Although it’s impossible to know the attackers’ exact motivations, researchers said the targeting was likely for cyber espionage purposes, and could be pre-positioning for a variety of potential outcomes. It’s unlikely that the attackers are motivated by economic gain—such as stealing intellectual property or trade secrets.

“It’s not super beneficial from an economic perspective,” said Gundert. “They’re prepositioning—but for what? It could be signaling that they have capabilities while they’re in the middle of precarious conversations. It could be part of a larger influence operation. And there’s always the possibility that it could be a precursor to kinetic escalation… it gives them a lot of options depending on how the talks go.”

"They’re prepositioning—but for what? It could be signaling that they have capabilities while they’re in the middle of precarious conversations. It could be part of a larger influence operation. And there’s always the possibility that it could be a precursor to kinetic escalation."

— Levi Gundert, senior vice president of global intelligence at Recorded Future.

Tensions between China and India have escalated since May 2020, when troops from both countries engaged in a faceoff in the border area near eastern Ladakh and west Tibet. Subsequent skirmishes have broken out at other border areas, and in June the Indian government banned dozens of Chinese applications, including TikTok and WeChat. There have been several diplomatic and military talks between the two countries during the border tensions, but the conflict appears to be unresolved.
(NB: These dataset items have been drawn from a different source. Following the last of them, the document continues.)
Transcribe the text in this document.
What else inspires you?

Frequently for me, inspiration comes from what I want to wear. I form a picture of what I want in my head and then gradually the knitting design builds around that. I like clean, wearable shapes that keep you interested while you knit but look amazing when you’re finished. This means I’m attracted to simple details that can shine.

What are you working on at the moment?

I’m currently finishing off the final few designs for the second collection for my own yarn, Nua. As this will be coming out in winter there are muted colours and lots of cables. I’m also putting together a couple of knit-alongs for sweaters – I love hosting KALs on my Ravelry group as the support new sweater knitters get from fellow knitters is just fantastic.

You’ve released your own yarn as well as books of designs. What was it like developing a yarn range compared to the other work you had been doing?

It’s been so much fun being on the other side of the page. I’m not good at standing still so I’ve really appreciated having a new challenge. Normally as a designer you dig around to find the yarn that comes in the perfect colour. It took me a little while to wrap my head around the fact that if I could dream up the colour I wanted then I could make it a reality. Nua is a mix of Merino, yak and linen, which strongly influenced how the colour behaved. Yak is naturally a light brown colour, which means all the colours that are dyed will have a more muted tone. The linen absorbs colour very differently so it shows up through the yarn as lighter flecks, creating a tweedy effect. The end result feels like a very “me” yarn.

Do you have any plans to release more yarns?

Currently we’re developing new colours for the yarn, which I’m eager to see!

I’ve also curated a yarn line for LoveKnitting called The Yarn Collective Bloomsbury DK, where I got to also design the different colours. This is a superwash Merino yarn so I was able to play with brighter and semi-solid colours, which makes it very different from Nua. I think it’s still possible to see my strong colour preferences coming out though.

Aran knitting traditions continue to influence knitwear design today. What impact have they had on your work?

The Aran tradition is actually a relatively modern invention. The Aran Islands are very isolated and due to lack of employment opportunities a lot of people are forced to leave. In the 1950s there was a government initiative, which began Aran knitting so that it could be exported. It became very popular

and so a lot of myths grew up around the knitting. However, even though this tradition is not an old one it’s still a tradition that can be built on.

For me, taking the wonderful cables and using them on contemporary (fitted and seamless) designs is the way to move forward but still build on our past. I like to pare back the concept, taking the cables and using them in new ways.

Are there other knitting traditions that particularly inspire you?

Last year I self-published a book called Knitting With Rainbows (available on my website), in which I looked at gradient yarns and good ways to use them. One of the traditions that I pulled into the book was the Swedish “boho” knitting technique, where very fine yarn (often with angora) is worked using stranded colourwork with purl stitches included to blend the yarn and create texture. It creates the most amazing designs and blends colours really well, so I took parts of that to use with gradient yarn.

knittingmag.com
Gundert added that power grids can be a prime target for signaling because of how reliant countries and businesses are on electricity. Russia used this tactic against Ukraine several times by triggering blackouts across the country. Like the suspected Chinese targeting, the Russian attacks took place amid an ongoing conflict between Russia and Ukraine that is centered primarily around control of Crimea. If the Chinese-linked group is intending to send a signal with its activity, it likely will be heard not just by India.  

“Other countries in friction zones with China will ask themselves if they need to be wary and cautious,” said Gundert. “Perhaps Vietnam, the Philippines, Cambodia and others will have to [change their cyberdefenses].”